Agricultural Research Service

Title: Distribution and Pathogenic Characterization of Pyrenophora Tritici-Repentis and Stagonospora Nodorum in Ohio

Authors
item Engle, Jessica
item Lipps, Patrick - THE OHIO STATE UNIVERSITY

Submitted to: Biological and Cultural Tests for Control of Plant Diseases
Publication Type: Peer Reviewed Journal
Publication Acceptance Date: February 1, 2006
Publication Date: May 1, 2006
Citation: Engle, J.S., Lipps, P.E. 2006. Distribution and pathogenic characterization of pyrenophora tritici-repentis and stagonospora nodorum in ohio. Biological and Cultural Tests for Control of Plant Diseases.

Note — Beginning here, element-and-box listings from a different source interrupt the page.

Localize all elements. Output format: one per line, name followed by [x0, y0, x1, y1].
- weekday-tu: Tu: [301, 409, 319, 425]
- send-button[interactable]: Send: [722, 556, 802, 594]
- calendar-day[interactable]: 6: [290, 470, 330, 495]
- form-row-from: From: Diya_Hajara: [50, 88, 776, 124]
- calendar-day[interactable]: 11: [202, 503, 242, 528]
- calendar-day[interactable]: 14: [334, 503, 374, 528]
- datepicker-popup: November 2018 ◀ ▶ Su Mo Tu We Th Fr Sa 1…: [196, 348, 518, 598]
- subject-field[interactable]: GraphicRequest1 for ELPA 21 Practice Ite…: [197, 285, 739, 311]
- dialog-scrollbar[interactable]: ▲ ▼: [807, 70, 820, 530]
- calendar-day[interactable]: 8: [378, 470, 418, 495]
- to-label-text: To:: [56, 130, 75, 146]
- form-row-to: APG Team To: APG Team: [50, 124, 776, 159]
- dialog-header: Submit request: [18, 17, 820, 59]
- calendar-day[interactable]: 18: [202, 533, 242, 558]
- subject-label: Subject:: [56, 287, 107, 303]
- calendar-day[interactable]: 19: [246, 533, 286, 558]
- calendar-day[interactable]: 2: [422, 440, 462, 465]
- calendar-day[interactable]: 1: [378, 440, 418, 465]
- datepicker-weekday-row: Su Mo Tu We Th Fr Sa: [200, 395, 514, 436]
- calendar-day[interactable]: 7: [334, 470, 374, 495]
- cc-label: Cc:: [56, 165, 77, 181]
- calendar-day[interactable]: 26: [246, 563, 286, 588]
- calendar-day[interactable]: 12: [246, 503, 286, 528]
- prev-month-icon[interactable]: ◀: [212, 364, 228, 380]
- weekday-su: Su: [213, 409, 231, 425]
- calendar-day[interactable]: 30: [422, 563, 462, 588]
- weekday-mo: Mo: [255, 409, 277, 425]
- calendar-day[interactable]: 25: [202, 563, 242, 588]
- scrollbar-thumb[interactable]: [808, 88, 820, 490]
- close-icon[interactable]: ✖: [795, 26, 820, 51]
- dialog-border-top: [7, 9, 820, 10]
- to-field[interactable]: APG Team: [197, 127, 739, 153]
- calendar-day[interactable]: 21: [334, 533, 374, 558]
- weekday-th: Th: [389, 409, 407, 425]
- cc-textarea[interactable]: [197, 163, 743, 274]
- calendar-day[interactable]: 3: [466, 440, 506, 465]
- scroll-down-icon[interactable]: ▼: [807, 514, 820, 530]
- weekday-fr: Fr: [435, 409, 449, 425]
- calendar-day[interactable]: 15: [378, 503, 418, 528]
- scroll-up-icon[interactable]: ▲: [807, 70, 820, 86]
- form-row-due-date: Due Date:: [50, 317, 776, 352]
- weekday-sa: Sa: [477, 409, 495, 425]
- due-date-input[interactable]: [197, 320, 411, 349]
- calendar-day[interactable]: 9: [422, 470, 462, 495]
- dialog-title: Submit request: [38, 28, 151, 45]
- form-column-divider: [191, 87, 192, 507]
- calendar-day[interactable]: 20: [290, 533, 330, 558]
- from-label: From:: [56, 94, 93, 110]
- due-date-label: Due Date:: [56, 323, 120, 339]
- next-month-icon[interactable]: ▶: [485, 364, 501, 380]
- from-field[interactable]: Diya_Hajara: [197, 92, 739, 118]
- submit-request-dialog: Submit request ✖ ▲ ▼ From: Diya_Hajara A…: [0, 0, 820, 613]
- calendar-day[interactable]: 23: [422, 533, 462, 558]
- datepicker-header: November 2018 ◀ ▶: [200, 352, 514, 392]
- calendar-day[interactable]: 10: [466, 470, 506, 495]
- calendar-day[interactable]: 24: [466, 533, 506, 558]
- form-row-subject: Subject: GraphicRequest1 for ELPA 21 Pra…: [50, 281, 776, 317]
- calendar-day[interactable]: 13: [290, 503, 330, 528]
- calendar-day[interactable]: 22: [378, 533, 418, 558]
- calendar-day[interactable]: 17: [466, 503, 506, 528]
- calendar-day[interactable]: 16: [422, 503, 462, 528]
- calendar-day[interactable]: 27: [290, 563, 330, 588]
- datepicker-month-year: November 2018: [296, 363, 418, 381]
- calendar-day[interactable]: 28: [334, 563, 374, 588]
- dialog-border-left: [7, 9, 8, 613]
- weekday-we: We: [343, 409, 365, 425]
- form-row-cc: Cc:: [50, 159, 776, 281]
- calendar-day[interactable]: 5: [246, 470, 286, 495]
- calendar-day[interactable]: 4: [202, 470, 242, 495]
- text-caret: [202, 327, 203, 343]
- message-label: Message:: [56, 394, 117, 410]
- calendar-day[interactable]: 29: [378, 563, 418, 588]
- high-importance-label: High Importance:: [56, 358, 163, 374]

Interpretive Summary: Wheat leaves from across the major wheat growing regions of Ohio were sampled to determine which fungal pathogens were the most common. Two pathogens, Stagonospora nodorum and Pyrenophora tritici-repentis were the most prevalent pathogens obtained. It was determined through statistical analysis that there was not an association of these two pathogens on wheat plants across the state. S. nodorum and P. tritici-repentis cause similar symptoms on wheat leaves, but cause different effects to yield loss. To determine the impact of each pathogen on yield loss across the state, experiments were conducted to learn more about the pathogens. One of these experiments was examining the aggressiveness of S. nodorum isolates from different regions of the state. The results of this experiment showed that the NE corner of the state has isolates that were less aggressive then the rest of the state. This could be explained by the fact that this region of the state is separated from the other regions by urban areas and has lower wheat production then the rest of the state. Another region of the state had more aggressive isolates then the rest of the state. This region has high wheat production and uses reduced tillage practices when planting wheat. These reduced tillage practices help the fungus to survive during the winter months and become established in the wheat crop earlier in the season. The experiment on P. tritici-repentis determined which races of the fungus were present in the different regions of the state. By knowing which races were present, researchers can breed the correct resistance into the wheat cultivars that farmers may plant.

Technical Abstract: To determine the distribution of Stagonospora nodorum and Pyrenophora tritici-repentis on wheat in Ohio, flag leaves with lesions were collected from wheat producing counties in 2002 and 2003. Counties were arbitrarily grouped into seven regions. Log-linear analysis of pathogen presence within regions indicated that the presence of S. nodorum was independent of the presence of P. tritici-repentis. A logistic analysis revealed that the occurrence of both pathogens varied by regions in one or both years. The aggressiveness of S. nodorum isolates was determined by inoculating two susceptible genotypes with a sub-sample of isolates from each region from both years. S. nodorum isolates obtained from an isolated region with few wheat fields were less aggressive than those from other regions. Isolates obtained from one region surrounded by regions with high wheat production annually were significantly more aggressive than those obtained in the remaining five regions. Isolates from the five other regions did not differ significantly (P > 0.05) in aggressiveness. Races 1, 2, and a few race 3 isolates of P. tritici-repentis were detected in Ohio. The distribution of P. tritici-repentis races 1 and 2 were not associated with any region, although the prevalence of race 1 was three times greater than race 2. The rarer race 3 was associated with three dispersed regions.